A staff member handles AstraZeneca COVID-19 vaccines stored at the Hovedstaden Region Vaccine Center, Copenhagen, Denmark, on February 11, 2021. Ritzau Scanpix / Liselotte Sabroe via REUTERS
Denmark said on Thursday it had not yet decided what to do with AstraZeneca’s remaining COVID-19 vaccines (AZN.L) after a senior World Health Organization figure suggested the Nordic country would share them with other nations.
This week, Denmark became the first country to stop using the AstraZeneca vaccine as European officials investigate reports of rare blood clots combined with a low platelet count that occurred in Europe and Britain. Read more
The decision has sparked debate in Denmark over what to do with vaccines.
Opposition parties argue that the authorities should still make the shot available to Danes willing to take it. The government has asked health authorities to examine this option.
Denmark currently has just over 200,000 vaccines, but will receive 3.5 million according to previous agreements, the State Serum Institute told Reuters.
“The government has not yet decided what to do with the vaccines purchased AstraZeneca,” the Danish Ministry of Health said in an email to Reuters.

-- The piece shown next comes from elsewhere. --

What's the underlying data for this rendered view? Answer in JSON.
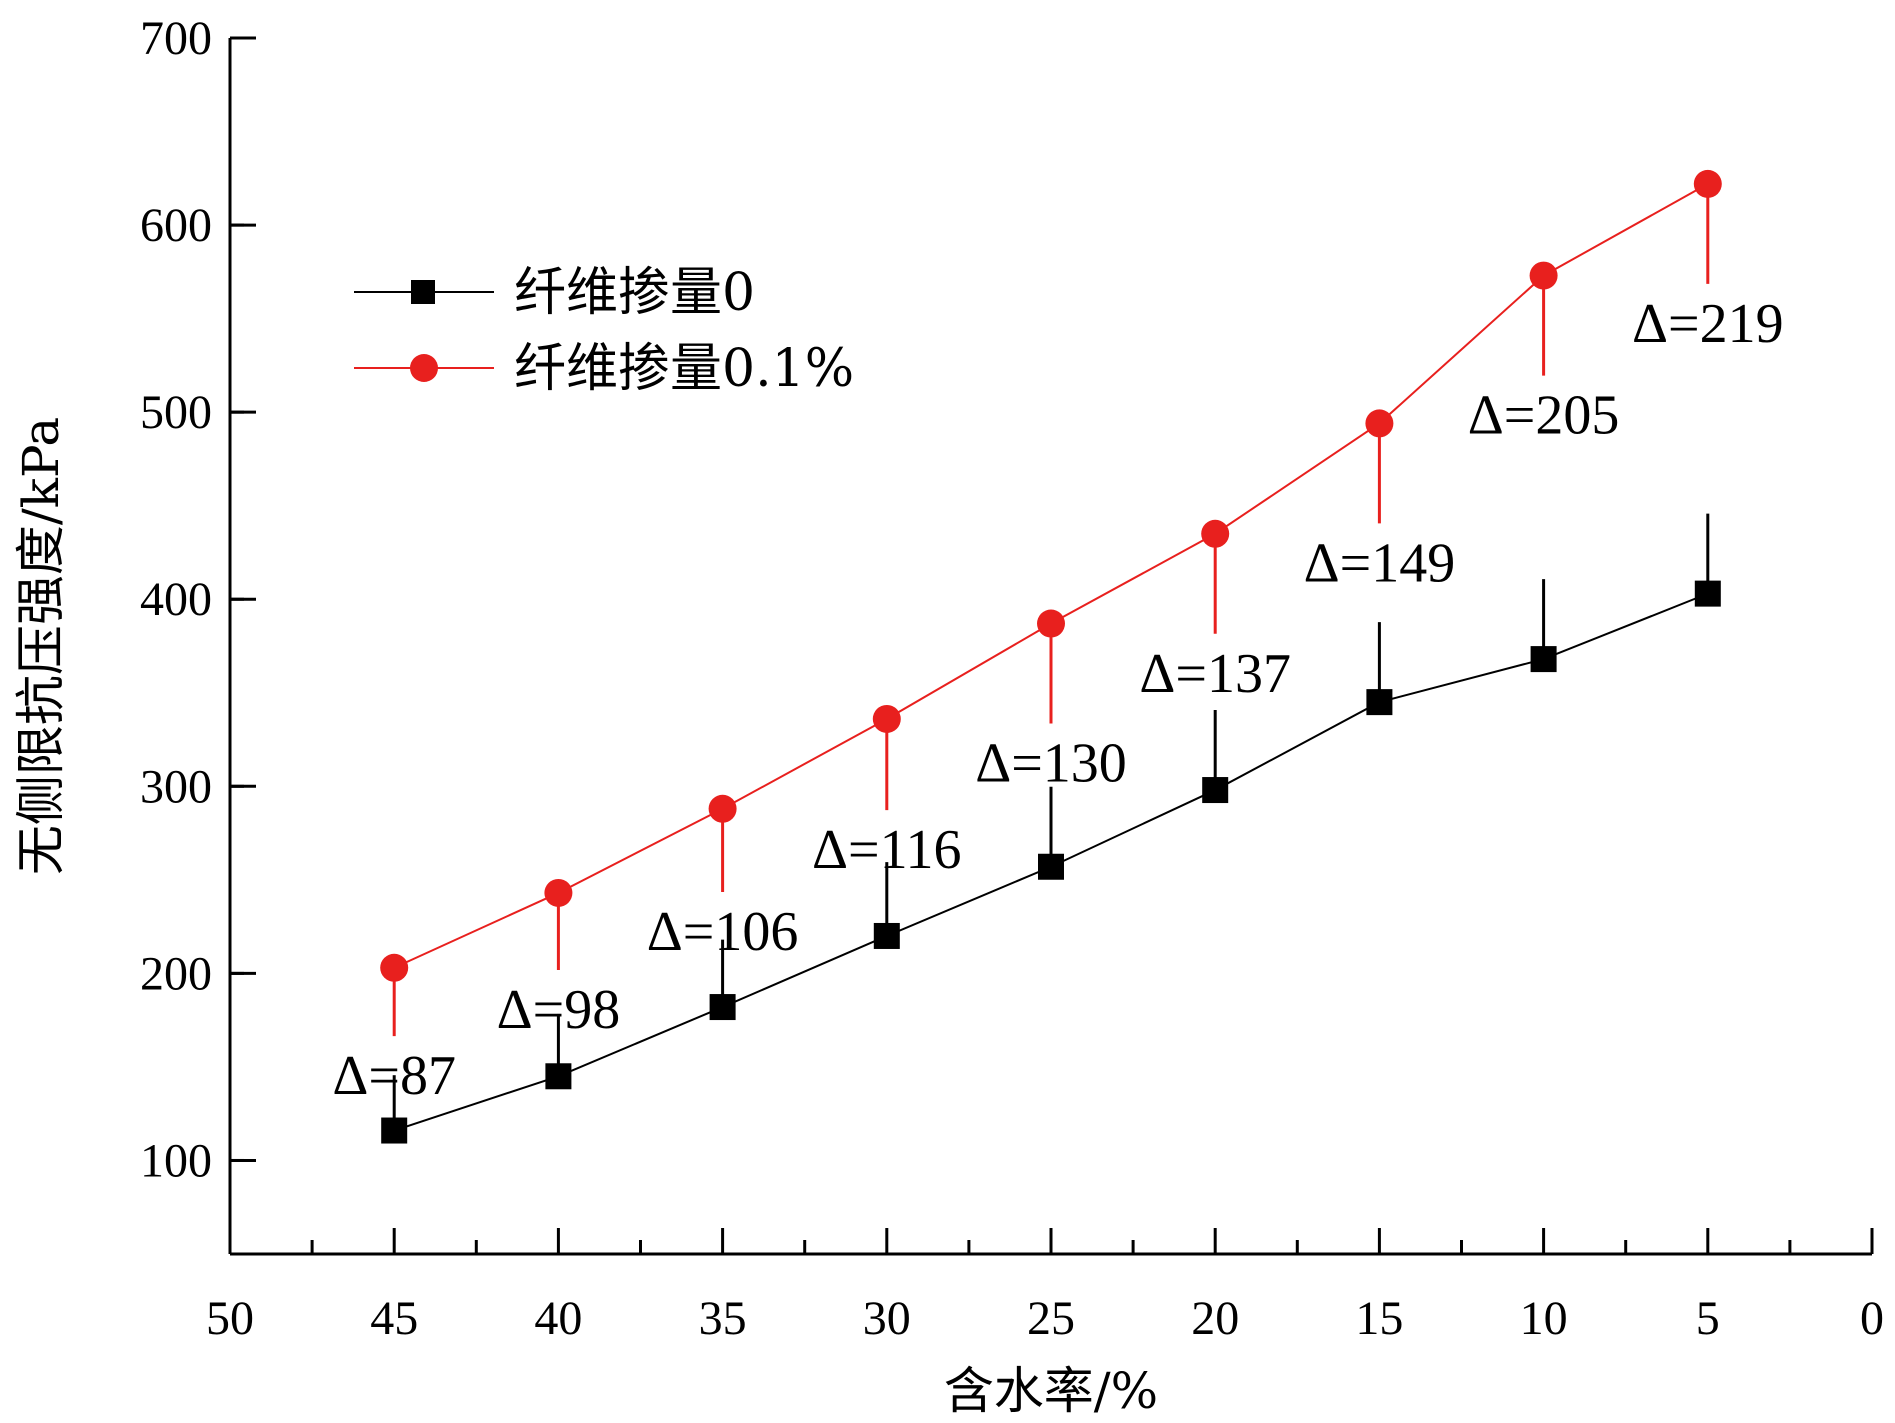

The Norwegian government said on Thursday that it will take longer to assess whether use of the AstraZeneca vaccine is resumed or stopped altogether. Read more
The WHO, which along with Britain and the European Medicines Agency (EMA) continues to recommend shooting AstraZeneca as the benefits outweigh the risks, has been pressuring countries not to hoard vaccines they are not using.

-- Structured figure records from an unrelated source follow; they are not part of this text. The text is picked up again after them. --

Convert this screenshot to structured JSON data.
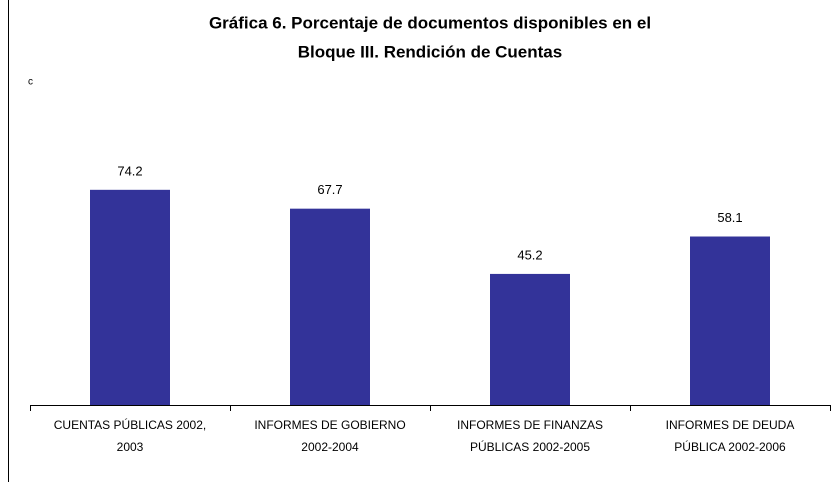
{
  "chart_data": {
    "type": "bar",
    "title": [
      "Gráfica 6. Porcentaje de documentos disponibles en el",
      "Bloque III. Rendición de Cuentas"
    ],
    "annotation": "c",
    "categories": [
      "CUENTAS PÚBLICAS 2002, 2003",
      "INFORMES DE GOBIERNO 2002-2004",
      "INFORMES DE FINANZAS PÚBLICAS 2002-2005",
      "INFORMES DE DEUDA PÚBLICA 2002-2006"
    ],
    "values": [
      74.2,
      67.7,
      45.2,
      58.1
    ],
    "color": "#333399",
    "ylim": [
      0,
      100
    ]
  }
}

World Bank President David Malpass on Thursday called on countries to bring their “excessive” doses of COVID-19 vaccines to low-income countries.
To date, most vaccines distributed worldwide have been targeted at richer countries.
“I understand that Denmark’s foreign ministry is ready for, or is already looking at options for, sharing AstraZeneca vaccines with other countries,” Hans Kluge, WHO’s director in Europe, told reporters on Thursday after conversations with the director of the Danish Health Authority, Soren Brostrom.
Lithuanian Prime Minister Ingrida Simonyte said her country would gladly take the shots: “We still have fewer vaccines than people who want to be vaccinated. Therefore, Lithuania has been willing to take so many doses of Astra. Zeneca, as Denmark is willing to share “.